Esta alocução feita diante de Ali, que permanecia impassível atendendo a que não percebia uma palavra de francês, produziu no Sr. Baptistin um efeito que compreenderão todos aqueles que estudaram a psicologia do criado francês.
- Procurarei conformar-me em todos os pontos com os desejos de V. Ex.a - disse. - Aliás, guiar-me-ei pelo Sr. Ali
- Oh, de modo nenhum! - redarguiu o conde, com uma frieza de mármore. - Ali tem muitos defeitos de mistura com as suas qualidades. Não siga portanto o seu exemplo, porque Ali é uma excepção. Não tem salário, não é um criado, é o meu escravo, o meu cão. Se faltasse ao seu dever, não o despediria, matava-o.
Baptistin arregalou os olhos.
- Duvida? - perguntou Monte-Cristo.
E repetiu a Ali as mesmas palavras que acabava de dizer em francês a Baptistin.

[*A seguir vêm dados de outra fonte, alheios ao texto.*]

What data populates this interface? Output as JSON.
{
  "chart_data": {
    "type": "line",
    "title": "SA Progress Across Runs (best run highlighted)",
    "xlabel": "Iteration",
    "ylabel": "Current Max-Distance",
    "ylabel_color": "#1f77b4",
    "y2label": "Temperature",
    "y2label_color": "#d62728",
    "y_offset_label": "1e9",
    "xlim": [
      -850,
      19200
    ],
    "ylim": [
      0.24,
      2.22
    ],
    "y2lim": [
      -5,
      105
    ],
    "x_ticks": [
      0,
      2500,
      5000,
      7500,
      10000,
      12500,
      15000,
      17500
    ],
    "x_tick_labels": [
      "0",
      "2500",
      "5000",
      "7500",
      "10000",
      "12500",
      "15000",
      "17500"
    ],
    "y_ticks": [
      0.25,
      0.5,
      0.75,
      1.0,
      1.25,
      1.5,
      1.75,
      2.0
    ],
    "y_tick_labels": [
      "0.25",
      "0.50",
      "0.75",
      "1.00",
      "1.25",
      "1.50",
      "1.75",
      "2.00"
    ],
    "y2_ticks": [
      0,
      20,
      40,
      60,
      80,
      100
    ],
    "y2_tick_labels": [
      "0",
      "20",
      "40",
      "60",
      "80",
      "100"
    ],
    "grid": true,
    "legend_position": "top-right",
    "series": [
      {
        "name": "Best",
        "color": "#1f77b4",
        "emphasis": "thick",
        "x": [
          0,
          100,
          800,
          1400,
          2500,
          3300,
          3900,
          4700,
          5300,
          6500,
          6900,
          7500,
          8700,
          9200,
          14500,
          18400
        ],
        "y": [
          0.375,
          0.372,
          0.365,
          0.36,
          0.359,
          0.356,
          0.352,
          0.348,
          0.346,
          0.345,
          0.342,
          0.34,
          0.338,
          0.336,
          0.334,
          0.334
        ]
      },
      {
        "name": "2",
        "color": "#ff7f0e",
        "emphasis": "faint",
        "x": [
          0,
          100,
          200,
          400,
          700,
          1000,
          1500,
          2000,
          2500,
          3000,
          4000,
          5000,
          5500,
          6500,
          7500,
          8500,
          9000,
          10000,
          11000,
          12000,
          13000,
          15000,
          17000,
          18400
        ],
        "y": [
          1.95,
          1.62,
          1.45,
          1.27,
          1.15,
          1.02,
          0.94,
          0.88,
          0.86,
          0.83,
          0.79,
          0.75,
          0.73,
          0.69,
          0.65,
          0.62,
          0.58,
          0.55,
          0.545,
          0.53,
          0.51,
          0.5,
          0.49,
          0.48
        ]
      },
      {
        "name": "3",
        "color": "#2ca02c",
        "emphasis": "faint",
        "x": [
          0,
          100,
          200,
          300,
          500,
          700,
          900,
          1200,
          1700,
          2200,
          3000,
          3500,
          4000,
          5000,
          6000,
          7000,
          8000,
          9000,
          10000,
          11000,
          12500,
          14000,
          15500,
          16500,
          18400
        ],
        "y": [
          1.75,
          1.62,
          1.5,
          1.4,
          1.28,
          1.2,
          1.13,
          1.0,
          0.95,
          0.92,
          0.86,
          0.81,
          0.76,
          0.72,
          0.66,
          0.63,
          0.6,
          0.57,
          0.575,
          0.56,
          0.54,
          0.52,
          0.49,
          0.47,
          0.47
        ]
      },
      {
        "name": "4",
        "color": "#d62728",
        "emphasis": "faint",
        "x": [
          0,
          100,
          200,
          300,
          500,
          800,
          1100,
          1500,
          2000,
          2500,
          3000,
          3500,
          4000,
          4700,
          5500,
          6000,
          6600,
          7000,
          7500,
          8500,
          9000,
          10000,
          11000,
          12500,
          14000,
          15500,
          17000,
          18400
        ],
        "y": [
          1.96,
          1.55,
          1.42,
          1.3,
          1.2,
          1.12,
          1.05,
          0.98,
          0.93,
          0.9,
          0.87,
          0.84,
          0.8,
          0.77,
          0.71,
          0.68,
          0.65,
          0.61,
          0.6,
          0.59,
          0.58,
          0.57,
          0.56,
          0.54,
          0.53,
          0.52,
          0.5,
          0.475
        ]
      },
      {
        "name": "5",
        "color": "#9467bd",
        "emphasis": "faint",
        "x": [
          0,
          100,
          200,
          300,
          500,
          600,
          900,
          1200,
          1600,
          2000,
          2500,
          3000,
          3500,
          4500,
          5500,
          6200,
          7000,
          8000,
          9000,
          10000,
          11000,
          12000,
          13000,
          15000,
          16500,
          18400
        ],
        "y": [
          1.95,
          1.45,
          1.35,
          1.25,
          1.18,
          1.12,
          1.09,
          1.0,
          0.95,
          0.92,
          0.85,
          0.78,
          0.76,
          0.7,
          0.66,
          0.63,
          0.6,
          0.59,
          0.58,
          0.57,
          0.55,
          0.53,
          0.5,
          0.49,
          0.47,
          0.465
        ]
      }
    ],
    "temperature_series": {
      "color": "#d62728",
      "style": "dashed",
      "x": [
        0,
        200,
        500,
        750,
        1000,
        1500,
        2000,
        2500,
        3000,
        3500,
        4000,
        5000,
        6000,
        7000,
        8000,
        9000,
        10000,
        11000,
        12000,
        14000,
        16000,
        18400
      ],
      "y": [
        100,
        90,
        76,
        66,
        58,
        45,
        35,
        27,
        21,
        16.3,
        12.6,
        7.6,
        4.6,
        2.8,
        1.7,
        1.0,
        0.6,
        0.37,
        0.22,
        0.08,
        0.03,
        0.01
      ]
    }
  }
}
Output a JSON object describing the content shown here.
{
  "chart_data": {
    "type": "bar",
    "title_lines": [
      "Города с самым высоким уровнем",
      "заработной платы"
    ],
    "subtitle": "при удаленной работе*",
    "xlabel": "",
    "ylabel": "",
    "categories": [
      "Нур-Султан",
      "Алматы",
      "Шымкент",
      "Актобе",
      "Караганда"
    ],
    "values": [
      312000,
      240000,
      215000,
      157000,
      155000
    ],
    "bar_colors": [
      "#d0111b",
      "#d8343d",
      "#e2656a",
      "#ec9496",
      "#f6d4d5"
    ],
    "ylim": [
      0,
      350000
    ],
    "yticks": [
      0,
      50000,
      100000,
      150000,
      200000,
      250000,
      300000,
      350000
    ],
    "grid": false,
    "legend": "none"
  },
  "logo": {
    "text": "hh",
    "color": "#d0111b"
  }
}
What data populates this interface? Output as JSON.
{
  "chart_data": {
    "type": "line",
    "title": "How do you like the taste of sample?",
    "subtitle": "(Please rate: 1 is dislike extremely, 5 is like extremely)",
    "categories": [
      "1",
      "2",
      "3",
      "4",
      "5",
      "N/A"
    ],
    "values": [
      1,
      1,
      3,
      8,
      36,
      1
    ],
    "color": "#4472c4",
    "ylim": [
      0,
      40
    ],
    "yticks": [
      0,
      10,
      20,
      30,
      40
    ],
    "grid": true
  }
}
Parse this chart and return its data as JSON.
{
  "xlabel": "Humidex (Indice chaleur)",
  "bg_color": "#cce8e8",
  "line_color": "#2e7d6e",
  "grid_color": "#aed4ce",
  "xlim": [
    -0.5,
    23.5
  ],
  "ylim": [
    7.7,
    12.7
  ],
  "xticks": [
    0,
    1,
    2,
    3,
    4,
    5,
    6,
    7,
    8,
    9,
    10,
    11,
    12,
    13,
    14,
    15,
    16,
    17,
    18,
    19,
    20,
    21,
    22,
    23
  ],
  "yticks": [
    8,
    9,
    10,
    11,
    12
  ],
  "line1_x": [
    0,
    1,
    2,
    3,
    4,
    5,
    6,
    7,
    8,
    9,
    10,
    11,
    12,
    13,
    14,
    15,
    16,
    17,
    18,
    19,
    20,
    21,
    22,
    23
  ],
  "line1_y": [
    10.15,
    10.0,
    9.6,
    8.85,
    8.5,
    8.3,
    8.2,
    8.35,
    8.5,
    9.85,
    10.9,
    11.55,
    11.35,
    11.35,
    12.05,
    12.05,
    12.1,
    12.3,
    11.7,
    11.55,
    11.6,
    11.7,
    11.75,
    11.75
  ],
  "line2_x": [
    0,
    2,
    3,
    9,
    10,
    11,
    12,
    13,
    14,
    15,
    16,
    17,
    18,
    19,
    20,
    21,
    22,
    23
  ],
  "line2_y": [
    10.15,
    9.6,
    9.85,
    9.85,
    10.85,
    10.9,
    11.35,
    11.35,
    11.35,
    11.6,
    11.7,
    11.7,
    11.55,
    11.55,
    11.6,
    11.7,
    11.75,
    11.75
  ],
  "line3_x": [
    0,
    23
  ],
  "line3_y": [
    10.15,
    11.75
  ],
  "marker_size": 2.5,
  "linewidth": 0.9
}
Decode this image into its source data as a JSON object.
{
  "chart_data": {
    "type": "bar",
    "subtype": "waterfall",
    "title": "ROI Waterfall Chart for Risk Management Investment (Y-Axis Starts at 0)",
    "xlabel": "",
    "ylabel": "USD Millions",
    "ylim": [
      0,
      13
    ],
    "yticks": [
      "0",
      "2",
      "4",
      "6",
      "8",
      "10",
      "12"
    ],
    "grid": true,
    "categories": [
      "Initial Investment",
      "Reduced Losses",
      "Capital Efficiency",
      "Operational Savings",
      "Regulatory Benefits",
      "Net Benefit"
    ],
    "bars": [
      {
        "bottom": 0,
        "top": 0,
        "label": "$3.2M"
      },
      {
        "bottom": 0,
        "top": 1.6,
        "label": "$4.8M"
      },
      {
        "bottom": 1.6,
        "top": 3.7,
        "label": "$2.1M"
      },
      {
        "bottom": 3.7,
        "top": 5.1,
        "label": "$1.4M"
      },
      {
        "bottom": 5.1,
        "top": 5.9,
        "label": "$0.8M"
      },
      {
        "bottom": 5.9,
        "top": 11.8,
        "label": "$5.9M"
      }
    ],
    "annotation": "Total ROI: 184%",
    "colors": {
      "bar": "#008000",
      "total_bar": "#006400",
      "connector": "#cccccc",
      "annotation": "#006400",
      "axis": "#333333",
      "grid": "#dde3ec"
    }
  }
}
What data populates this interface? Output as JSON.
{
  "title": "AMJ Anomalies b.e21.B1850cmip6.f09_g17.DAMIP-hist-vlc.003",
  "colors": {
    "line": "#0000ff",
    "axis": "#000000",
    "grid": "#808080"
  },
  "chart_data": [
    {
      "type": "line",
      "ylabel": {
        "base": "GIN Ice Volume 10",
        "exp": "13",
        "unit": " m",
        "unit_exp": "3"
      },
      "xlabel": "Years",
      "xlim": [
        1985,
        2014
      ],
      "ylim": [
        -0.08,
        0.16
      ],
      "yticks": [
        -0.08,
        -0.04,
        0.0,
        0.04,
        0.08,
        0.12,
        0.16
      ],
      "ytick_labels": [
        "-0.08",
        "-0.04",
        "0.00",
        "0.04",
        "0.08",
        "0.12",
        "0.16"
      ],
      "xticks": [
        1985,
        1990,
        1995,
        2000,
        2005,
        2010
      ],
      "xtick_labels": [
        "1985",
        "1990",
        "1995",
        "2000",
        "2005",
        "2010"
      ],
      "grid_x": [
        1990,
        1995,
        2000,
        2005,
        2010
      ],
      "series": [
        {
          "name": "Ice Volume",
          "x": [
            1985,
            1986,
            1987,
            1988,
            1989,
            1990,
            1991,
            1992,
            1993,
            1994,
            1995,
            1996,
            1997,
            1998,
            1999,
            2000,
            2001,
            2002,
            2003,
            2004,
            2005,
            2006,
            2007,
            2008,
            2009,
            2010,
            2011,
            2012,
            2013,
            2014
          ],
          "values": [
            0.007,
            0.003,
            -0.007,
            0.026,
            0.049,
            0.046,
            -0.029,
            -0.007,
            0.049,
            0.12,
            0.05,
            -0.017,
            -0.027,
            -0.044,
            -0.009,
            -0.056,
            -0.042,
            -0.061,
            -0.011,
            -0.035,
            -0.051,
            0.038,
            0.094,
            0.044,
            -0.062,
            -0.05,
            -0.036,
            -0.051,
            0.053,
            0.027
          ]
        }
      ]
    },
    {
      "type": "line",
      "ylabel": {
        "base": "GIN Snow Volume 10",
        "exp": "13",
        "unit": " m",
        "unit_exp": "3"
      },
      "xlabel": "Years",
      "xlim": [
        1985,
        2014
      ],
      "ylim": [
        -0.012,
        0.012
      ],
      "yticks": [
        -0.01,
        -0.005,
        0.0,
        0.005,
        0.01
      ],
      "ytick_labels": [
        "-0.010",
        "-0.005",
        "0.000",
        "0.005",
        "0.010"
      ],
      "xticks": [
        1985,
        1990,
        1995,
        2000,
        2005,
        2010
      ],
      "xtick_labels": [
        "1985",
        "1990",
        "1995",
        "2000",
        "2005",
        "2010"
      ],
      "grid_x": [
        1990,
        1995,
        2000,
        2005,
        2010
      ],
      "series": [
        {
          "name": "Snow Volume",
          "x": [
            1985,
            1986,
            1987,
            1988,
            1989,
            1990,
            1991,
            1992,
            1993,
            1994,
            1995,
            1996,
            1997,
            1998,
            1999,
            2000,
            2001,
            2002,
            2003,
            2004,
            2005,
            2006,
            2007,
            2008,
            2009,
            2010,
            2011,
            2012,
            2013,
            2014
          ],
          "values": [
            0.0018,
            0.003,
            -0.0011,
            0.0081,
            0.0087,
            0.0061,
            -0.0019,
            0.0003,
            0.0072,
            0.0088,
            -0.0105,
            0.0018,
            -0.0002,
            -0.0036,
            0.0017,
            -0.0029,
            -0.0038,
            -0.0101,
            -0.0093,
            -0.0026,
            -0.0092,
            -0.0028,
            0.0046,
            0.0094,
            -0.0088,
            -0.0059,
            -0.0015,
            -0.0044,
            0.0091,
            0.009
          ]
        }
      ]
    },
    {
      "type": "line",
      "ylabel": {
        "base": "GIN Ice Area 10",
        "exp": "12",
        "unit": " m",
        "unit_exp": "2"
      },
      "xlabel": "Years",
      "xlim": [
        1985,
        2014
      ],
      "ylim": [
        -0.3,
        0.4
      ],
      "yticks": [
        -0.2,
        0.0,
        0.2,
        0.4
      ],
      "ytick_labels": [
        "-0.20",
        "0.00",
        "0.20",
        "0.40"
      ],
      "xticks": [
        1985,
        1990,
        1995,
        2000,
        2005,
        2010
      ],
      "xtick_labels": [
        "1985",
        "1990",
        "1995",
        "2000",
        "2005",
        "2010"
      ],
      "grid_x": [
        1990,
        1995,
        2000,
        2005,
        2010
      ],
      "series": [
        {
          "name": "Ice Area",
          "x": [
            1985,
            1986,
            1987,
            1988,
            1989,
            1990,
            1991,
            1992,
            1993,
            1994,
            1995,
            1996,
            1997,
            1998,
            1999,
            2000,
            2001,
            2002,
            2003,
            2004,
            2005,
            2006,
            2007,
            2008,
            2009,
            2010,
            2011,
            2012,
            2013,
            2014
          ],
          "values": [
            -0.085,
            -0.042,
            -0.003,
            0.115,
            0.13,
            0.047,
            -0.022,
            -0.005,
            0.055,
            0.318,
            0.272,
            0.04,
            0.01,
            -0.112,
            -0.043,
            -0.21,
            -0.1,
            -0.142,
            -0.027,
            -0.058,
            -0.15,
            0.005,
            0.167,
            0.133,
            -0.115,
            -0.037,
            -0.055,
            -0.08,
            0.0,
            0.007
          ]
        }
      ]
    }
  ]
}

Ali ouviu, sorriu, aproximou-se do amo, pôs um joelho no chão e beijou-lhe respeitosamente a mão. Este corolariozinho da lição levou ao cúmulo a estupefacção do Sr. Baptistin. O conde fez sinal a Baptistin para sair e a Ali para o seguir. Ambos passaram ao gabinete do conde, onde conversaram demoradamente.
Às cinco horas o conde tocou três vezes a campainha. Um toque chamava Ali, dois toques, Baptistin, e três toques, Bertuccio.
O intendente entrou.
- Os meus cavalos? - perguntou Monte-Cristo.
- Estão atrelados à carruagem, Excelência - respondeu Bertuccio. - Devo acompanhar o Sr. Conde?
- Não, apenas o cocheiro, Baptistin e Ali.
O conde desceu e encontrou atrelados à carruagem os cavalos que admirara de manhã na carruagem de Danglars.
Ao passar por eles deitou-lhe uma olhadela.
- São lindos, de facto - declarou -, e fez bem em comprá-los. Só é pena que tenha sido um bocadinho tarde...
- Excelência - atalhou Bertuccio -, tive muita dificuldade em os conseguir e ficaram muito caros.
- São por isso menos belos? - perguntou o conde, encolhendo os ombros.
- Se V. Ex.a está satisfeito é quanto basta - disse Bertuccio. - Aonde vai, Excelência?
- À Rua da Chaussée-d'Antin, a casa do Sr. Barão Danglars.
Esta conversa passava-se ao cimo da escadaria. Bertuccio deu um passo para descer o primeiro degrau.
- Espere, senhor - disse Monte-Cristo, detendo-o. - Preciso de um terreno à beira-mar, na Normandia, por exemplo, entre o Havre e Bolonha. Dou-lhe espaço, como vê, conviria que o terreno tivesse um portinho, uma enseadazinha, uma baiazinha, onde pudesse entrar e ficar com a minha corveta, que não precisa de mais de quinze pés de água. O navio estará sempre pronto a fazer-se ao mar, a qualquer hora do dia ou da noite que lhe dê ordem para isso. Informe-se junto de todos os notários de uma propriedade nas condições que lhe disse.